Alors, si je fais un pas en arrière, ce n’est pas pour ne pas faire de la peine aux gens qui m’aiment ou parce que je n’ai pas les couilles ; si je fais un pas en arrière, c’est avant tout et par-dessus tout pour moi, pour moi, pour moi. Je mérite de vivre.
Et puis, peut-être qu’au fond de moi je sais déjà qu’un jour j’aurai envie de raconter cette histoire : si je pars, personne ne saura jamais ce que j’ai vécu avec mon horrible beau ténébreux. « Live to tell ».
If I ran away, I'd never have the strength/Si je fuis, c'est que je n'aurais jamais eu la force
To go very far/D'avancer vraiment
How would they hear the beating of my heart/Comment entendraient-ils le battement de mon cœur
(…) How will they hear/Comment entendront-ils
When will they learn/Quand apprendront-ils
How will they know/Comment sauront ils
Je viens tout juste de faire un pas en arrière, alors que j’entends le son de notification d’un sms.
La surprise qui m’attend est immense et elle m’émeut aux larmes.
Voilà un premier cadeau de la vie que je n’aurais pas pu recevoir si, une minute plus tôt, j’avais cédé à l’appel de la falaise.
« Hello, comment ça va le toulousain ? ».
Le bon message au bon moment. Ça, c’est du Stéphane tout craché.
Nous échangeons quelques messages, et il finit par m’appeler.
Le son de sa voix me fait du bien. Je me souviens de sa gentillesse, de sa maturité, de sa bienveillance, de sa sagesse ; je me souviens de l’amour avec lui, de sa douceur, de sa tendresse. J’ai tellement envie de le revoir.
« Comment va Gabin ? ».
Stéphane veut avoir de mes nouvelles. En quelques mots, je lui raconte les deux derniers mois de ma relation, depuis son départ, jusqu’au clash du 10 août, ce triste vendredi noir.
« Ça va aller, Nico ? ».
« C’est dur… ».
« Je pourrais te dire que je sais combien tu souffres, mais je mentirais… chaque souffrance, comme chaque amour, est unique… ».

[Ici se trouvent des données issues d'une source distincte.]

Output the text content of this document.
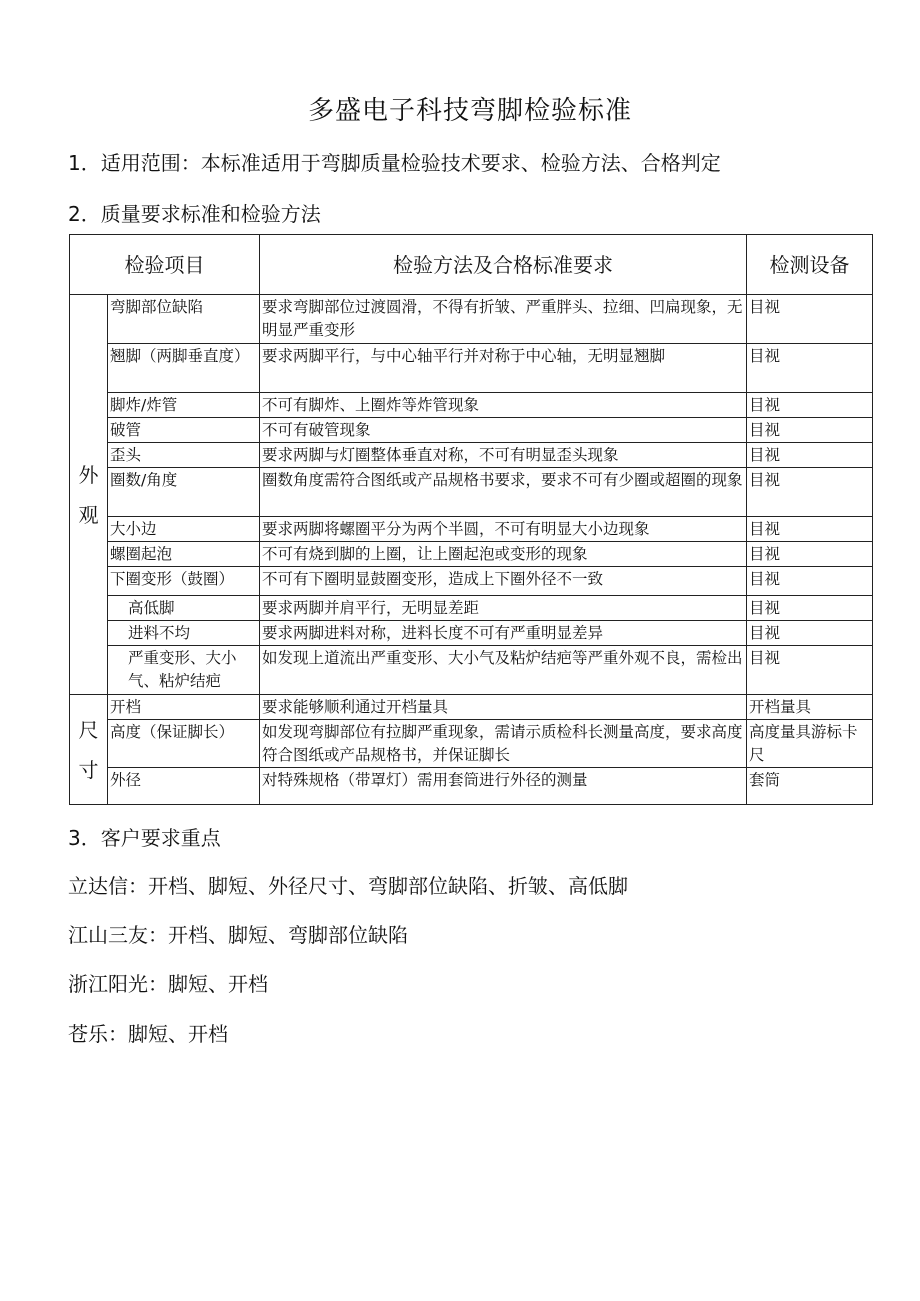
多盛电子科技弯脚检验标准
1．适用范围：本标准适用于弯脚质量检验技术要求、检验方法、合格判定
2．质量要求标准和检验方法
检验项目		检验方法及合格标准要求	检测设备

外
观	弯脚部位缺陷	要求弯脚部位过渡圆滑，不得有折皱、严重胖头、拉细、凹扁现象，无明显严重变形	目视
	翘脚（两脚垂直度）	要求两脚平行，与中心轴平行并对称于中心轴，无明显翘脚	目视
	脚炸/炸管	不可有脚炸、上圈炸等炸管现象	目视
	破管	不可有破管现象	目视
	歪头	要求两脚与灯圈整体垂直对称，不可有明显歪头现象	目视
	圈数/角度	圈数角度需符合图纸或产品规格书要求，要求不可有少圈或超圈的现象	目视
	大小边	要求两脚将螺圈平分为两个半圆，不可有明显大小边现象	目视
	螺圈起泡	不可有烧到脚的上圈，让上圈起泡或变形的现象	目视
	下圈变形（鼓圈）	不可有下圈明显鼓圈变形，造成上下圈外径不一致	目视
	高低脚	要求两脚并肩平行，无明显差距	目视
	进料不均	要求两脚进料对称，进料长度不可有严重明显差异	目视
	严重变形、大小气、粘炉结疤	如发现上道流出严重变形、大小气及粘炉结疤等严重外观不良，需检出	目视

尺
寸	开档	要求能够顺利通过开档量具	开档量具
	高度（保证脚长）	如发现弯脚部位有拉脚严重现象，需请示质检科长测量高度，要求高度符合图纸或产品规格书，并保证脚长	高度量具游标卡尺
	外径	对特殊规格（带罩灯）需用套筒进行外径的测量	套筒
3．客户要求重点
立达信：开档、脚短、外径尺寸、弯脚部位缺陷、折皱、高低脚
江山三友：开档、脚短、弯脚部位缺陷
浙江阳光：脚短、开档
苍乐：脚短、开档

« Je ne veux plus être amoureux de lui… ».
« Ça ne se commande pas ça… tu ne peux pas décider de ne plus aimer, même quelqu’un qui t’a blessé… Mais crois-moi, même si aujourd’hui cela te semble impossible, un jour tu oublieras ta rage et ta tristesse, et la vie te semblera à nouveau belle et pleine de promesses…
Tu dois regarder loin, au but que tu dois viser, celui d’être à nouveau heureux… chaque jour, fixe-toi des petites étapes, et veille à les atteindre… ce sont ces petits pas qui vont t’aider à avancer, sans te décourager devant l’énormité du chemin encore à parcourir pour atteindre ton objectif…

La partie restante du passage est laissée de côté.